POST /enroll-batch enrolls multiple records in a single request. Records are processed sequentially — record N is scored against the pool including records 1..N-1 from the same batch. This means intra-batch edges are discovered.

Request

curl -X POST http://localhost:8090/api/v1/enroll-batch \
  -H 'Content-Type: application/json' \
  -d '{
    "records": [
      { "entity_id": "ent_004", "legal_name": "Morgan Stanley & Co", "country_code": "US" },
      { "entity_id": "ent_005", "legal_name": "MS International", "country_code": "US" }
    ]
  }'

Response

{
  "results": [
    {
      "id": "ent_004",
      "enrolled": true,
      "edges": []
    },
    {
      "id": "ent_005",
      "enrolled": true,
      "edges": [
        { "id": "ent_004", "score": 0.78, "field_scores": [...] }
      ]
    }
  ]
}

Initial dataset

The optional dataset: section in the config pre-loads records into the pool at startup. No edges are generated for these records — they are loaded directly into the store and indices. This is the “known entities” reference set.

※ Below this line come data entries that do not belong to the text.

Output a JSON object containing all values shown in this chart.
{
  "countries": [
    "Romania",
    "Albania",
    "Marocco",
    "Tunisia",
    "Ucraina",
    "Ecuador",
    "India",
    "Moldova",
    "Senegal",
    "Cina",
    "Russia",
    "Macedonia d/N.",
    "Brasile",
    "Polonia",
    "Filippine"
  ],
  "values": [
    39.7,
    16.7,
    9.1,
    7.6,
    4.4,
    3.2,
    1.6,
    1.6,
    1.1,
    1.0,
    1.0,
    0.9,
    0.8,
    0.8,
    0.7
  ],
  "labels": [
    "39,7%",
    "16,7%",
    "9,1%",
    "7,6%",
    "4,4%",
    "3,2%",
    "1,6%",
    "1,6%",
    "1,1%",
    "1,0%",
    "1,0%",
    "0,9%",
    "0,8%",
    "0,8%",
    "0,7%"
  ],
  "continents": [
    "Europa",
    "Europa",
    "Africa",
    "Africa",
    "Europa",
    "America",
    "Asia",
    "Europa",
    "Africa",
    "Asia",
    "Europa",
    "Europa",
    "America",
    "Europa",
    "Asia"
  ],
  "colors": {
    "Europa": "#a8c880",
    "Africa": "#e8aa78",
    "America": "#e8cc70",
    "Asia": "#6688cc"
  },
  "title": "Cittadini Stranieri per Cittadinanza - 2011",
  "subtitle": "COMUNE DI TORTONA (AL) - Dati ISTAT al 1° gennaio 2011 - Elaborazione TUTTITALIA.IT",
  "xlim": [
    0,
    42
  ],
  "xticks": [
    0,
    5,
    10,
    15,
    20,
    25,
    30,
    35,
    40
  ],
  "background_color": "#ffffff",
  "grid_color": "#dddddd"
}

Edges only come from subsequent /enroll or /enroll-batch calls. If you need all-pairs edges within the initial dataset, use meld run with the same dataset on both sides, or call /enroll-batch after startup.

No crossmap

Enroll mode has no crossmap. A record can have edges to multiple pool members. There is no 1:1 constraint and no auto-match/review/no-match classification. The caller is responsible for deciding which connections are real matches — typically via graph clustering.

Concurrency

Multiple clients can call /enroll simultaneously. Records are added to the pool as they are processed, so concurrent enrollments may or may not see each other depending on timing. This is non-deterministic by design — the same behaviour as live mode’s concurrent add calls.

If deterministic edge discovery is required, serialize calls or use /enroll-batch.

Persistence

The pool persists across restarts using the same WAL mechanism as live mode. On shutdown, the embedding index cache is saved to disk. On restart, the WAL is replayed and the cache is reloaded.

Hooks

Hooks work in enroll mode. Since there is no crossmap or classification, only on_nomatch fires — when an enrolled record has zero edges above review_floor. See Hooks for configuration and examples.

Upsert semantics

Enrolling a record with an ID that already exists replaces the existing record, re-scores against the pool, and returns new edges.